17 Setembro 2020
"Adotar uma linguagem sacramental da fraternidade é formativo e performativo, leva a modificar à nossa práxis e nos induz à conversão evangélica. O irmão não é um perigo, uma ameaça ou, então, mais um. Ele é único e a sua unicidade me faz ver a Deus", escreve Luis Felipe C. Marques, franciscano conventual e doutorando em Teologia Sacramental no Pontifício Ateneu de Santo Anselmo, em Roma.
Na expectativa de receber uma nova encíclica do papa Francisco muitas reflexões têm sido abertas. Se prevê que a partir de uma série de catequeses que o papa tem feito sobre o mundo pós-covid, essa nova encíclica apresentará aspectos sociais e econômicos que serão necessários para a organização de um mundo gravemente enfermo. A crise que estamos vivendo representa a máxima exposição das nossas vulnerabilidades e não podemos sair dela iguais, sairemos melhores ou piores, repete sempre Francisco.

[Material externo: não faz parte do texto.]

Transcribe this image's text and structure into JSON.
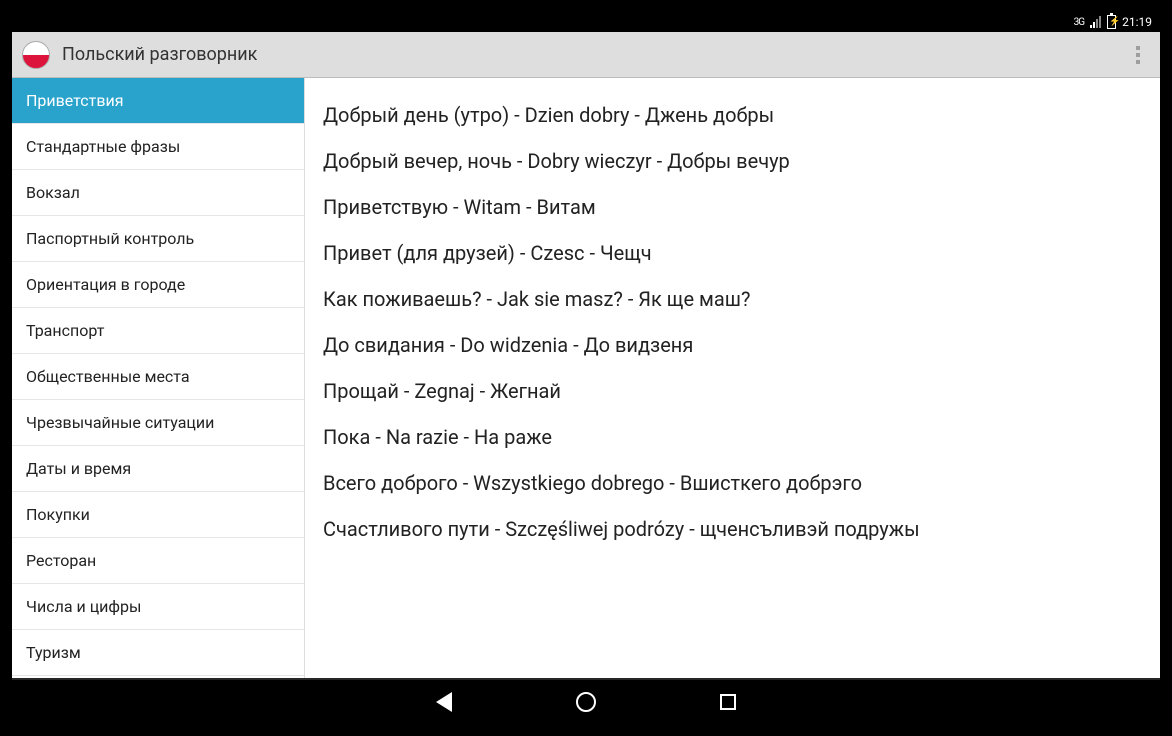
{
  "status": {
    "network": "3G",
    "time": "21:19"
  },
  "header": {
    "title": "Польский разговорник"
  },
  "sidebar": {
    "items": [
      {
        "label": "Приветствия",
        "active": true
      },
      {
        "label": "Стандартные фразы",
        "active": false
      },
      {
        "label": "Вокзал",
        "active": false
      },
      {
        "label": "Паспортный контроль",
        "active": false
      },
      {
        "label": "Ориентация в городе",
        "active": false
      },
      {
        "label": "Транспорт",
        "active": false
      },
      {
        "label": "Общественные места",
        "active": false
      },
      {
        "label": "Чрезвычайные ситуации",
        "active": false
      },
      {
        "label": "Даты и время",
        "active": false
      },
      {
        "label": "Покупки",
        "active": false
      },
      {
        "label": "Ресторан",
        "active": false
      },
      {
        "label": "Числа и цифры",
        "active": false
      },
      {
        "label": "Туризм",
        "active": false
      }
    ]
  },
  "phrases": [
    "Добрый день (утро) - Dzien dobry - Джень добры",
    "Добрый вечер, ночь - Dobry wieczyr - Добры вечур",
    "Приветствую - Witam - Витам",
    "Привет (для друзей) - Czesc - Чещч",
    "Как поживаешь? - Jak sie masz? - Як ще маш?",
    "До свидания - Do widzenia - До видзеня",
    "Прощай - Zegnaj - Жегнай",
    "Пока - Na razie - На раже",
    "Всего доброго - Wszystkiego dobrego - Вшисткего добрэго",
    "Счастливого пути - Szczęśliwej podrózy - щченсъливэй подружы"
  ]
}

Nessa breve reflexão, que merece um posterior aprofundamento, gostaria de sinalizar a perspectiva sacramental da fraternidade. Não temos mais tempo para a interpretação, estamos expostos, é preciso atuar para que a fraternidade represente um máximo que supere todo o mínimo suficiente das nossas opções medíocres.
Todos irmãos! Estamos diante de um fato que não pode ser minimizado pela retórica evangélica, franciscana, ecumênica, hospitaleira e magisterial. Se o irmão é um dom, um presente de Deus, um presente inesperado, não uma conquista pessoal, mas uma revelação do Senhor, como reflete fortemente um outro Francisco, o de Assis, podemos dizer que a fraternidade é um sacramento, sendo um pouco mais direto, o irmão é um sacramento. E o é justamente pelo fato de que o irmão, bom ou ruim, cumpre sempre uma missão que poderia ser dita sacramental, ou melhor, manifesta a presença de Deus, tem a função revelativa de uma epifania, ao ponto de que no irmão, pode-se adorar e contemplar a própria presença real e atuante de Cristo.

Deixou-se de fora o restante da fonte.